The very first thing you notice in Rotorua is its distinct fragrance. A rich aroma of sulphur in the air tells you you’ve definitely arrived at the famous geothermal area. Geysers, bubbling bogs and spas, plus silicified tablelands, show off a kaleidoscope of colours.
Rotorua is the heart of Maori culture of New Zealand, where visitors can experience the warm spirit of its native people. The Maori population is mainly distributed in metropolitan areas, but the Rotorua district still has 35 maraes (Maori town halls). You may also be fortunate enough to be a guest in a marae, which is an unforgettable experience.
Located in the Bay of Plenty region of the North Island where there are 14 different sizes of lake, Rotorua is an aqua paradise. In about 1350, Ihenga, the discoverer of Rotorua, travelled inland from the New Zealand coast in the Te Arawa canoe. The first lake he saw was Rotoiti, and the second was Lake Rotorua.
Rotorua is a place that is full of surprises. There are amazing things waiting around every corner. Not far from Rotorua are the Waitomo Glowworm Caves, which were discovered by a Maori patriarch accompanied by a British surveyor in 1887.
You can see small specks of blue starlight everywhere in this pitch-black cave and it is as beautiful as the galaxy. Remember to be quiet in the cave, so as not to disturb these rare creatures.
Rotorua is like nowhere else on earth. Once you have experienced the heartland of traditional Maori culture, the hot springs and boiling mud pools, you will find it hard to leave, because Rotorua is just far too enchanting.

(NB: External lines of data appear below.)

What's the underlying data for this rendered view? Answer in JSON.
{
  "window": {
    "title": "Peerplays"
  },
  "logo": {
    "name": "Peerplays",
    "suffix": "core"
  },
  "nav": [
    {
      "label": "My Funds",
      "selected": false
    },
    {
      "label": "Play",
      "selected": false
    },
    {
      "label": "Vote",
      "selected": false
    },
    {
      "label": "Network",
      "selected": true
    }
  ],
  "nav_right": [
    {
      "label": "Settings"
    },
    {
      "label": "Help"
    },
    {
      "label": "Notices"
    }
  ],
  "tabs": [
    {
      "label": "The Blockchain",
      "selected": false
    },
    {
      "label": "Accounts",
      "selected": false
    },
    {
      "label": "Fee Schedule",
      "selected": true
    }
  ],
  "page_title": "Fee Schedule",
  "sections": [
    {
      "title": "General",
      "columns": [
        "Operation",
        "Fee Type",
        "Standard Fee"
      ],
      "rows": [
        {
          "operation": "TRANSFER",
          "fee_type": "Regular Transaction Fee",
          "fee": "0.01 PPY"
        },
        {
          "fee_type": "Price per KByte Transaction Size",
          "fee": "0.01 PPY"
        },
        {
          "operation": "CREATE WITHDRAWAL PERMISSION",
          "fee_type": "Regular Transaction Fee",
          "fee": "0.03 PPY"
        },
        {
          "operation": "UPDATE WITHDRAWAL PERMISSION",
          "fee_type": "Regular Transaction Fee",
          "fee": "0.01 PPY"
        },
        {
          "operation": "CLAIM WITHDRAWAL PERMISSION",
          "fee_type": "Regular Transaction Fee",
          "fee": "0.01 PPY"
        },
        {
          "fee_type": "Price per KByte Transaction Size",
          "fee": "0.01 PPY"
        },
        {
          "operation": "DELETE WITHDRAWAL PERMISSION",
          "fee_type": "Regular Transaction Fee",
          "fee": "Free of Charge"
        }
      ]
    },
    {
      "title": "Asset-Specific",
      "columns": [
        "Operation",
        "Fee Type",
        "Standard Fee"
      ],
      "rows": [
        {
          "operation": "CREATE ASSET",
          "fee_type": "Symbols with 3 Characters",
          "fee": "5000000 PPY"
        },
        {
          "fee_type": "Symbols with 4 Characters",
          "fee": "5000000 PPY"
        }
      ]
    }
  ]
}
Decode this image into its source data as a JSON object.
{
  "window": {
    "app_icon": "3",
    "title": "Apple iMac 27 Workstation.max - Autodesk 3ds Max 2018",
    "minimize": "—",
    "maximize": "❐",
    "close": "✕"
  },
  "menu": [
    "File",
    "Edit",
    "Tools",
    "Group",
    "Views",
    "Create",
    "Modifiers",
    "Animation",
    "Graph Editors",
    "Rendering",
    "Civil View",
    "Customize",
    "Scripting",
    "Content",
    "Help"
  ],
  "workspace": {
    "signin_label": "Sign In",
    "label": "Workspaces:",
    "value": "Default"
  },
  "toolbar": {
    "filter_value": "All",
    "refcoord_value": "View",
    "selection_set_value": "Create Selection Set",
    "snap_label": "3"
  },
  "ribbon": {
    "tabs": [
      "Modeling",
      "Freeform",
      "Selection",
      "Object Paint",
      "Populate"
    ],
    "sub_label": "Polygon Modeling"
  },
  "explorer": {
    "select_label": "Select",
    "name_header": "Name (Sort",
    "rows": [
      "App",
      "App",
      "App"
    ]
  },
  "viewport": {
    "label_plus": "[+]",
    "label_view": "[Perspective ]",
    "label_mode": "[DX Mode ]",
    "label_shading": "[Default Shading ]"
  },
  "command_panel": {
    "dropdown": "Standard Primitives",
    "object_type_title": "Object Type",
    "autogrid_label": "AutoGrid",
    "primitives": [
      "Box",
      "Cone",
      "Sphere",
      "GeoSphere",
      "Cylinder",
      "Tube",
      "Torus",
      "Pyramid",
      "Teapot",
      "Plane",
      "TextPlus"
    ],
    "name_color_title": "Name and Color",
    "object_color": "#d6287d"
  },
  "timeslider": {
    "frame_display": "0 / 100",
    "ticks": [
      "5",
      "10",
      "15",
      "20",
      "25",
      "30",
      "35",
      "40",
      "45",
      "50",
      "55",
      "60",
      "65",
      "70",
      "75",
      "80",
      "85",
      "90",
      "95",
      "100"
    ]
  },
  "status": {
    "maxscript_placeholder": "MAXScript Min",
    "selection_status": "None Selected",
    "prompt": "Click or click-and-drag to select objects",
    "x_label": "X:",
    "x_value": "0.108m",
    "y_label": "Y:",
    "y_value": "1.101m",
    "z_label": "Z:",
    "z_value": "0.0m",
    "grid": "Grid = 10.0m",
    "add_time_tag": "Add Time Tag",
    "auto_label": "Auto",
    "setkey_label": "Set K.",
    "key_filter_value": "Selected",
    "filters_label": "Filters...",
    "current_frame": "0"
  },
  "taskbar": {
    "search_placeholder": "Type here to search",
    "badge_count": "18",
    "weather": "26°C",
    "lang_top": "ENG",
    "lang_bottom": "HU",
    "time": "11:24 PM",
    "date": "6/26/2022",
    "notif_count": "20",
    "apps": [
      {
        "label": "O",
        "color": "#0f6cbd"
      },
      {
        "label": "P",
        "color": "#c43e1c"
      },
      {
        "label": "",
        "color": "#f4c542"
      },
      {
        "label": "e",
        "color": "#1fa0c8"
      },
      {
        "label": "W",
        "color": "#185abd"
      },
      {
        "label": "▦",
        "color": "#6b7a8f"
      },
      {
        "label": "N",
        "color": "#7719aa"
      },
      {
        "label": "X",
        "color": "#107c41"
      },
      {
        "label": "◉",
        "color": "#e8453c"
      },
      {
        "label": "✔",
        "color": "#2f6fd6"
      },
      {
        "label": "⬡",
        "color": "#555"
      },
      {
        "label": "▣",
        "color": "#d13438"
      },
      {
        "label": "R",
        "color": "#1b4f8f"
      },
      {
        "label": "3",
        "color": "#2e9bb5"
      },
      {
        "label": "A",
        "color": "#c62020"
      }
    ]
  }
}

Volcanoes, fishing and cruising
Lake Rotorua is a crater lake that was subjected to volcanic eruptions 14 million years ago. It is 280 metres above sea level and 80 square kilometres in area. Take a boat trip on the lake, fishing for rainbow trout, or enjoy an early morning Lakeland Queen cruise and appreciate the setting while having a fabulous breakfast.
Rotorua is known as a spa town in New Zealand and is fast becoming one of the best-known natural hot spring destinations in the South Pacific. The natural sulphur springs are said to be the world’s most therapeutic and rejuvenating mud baths.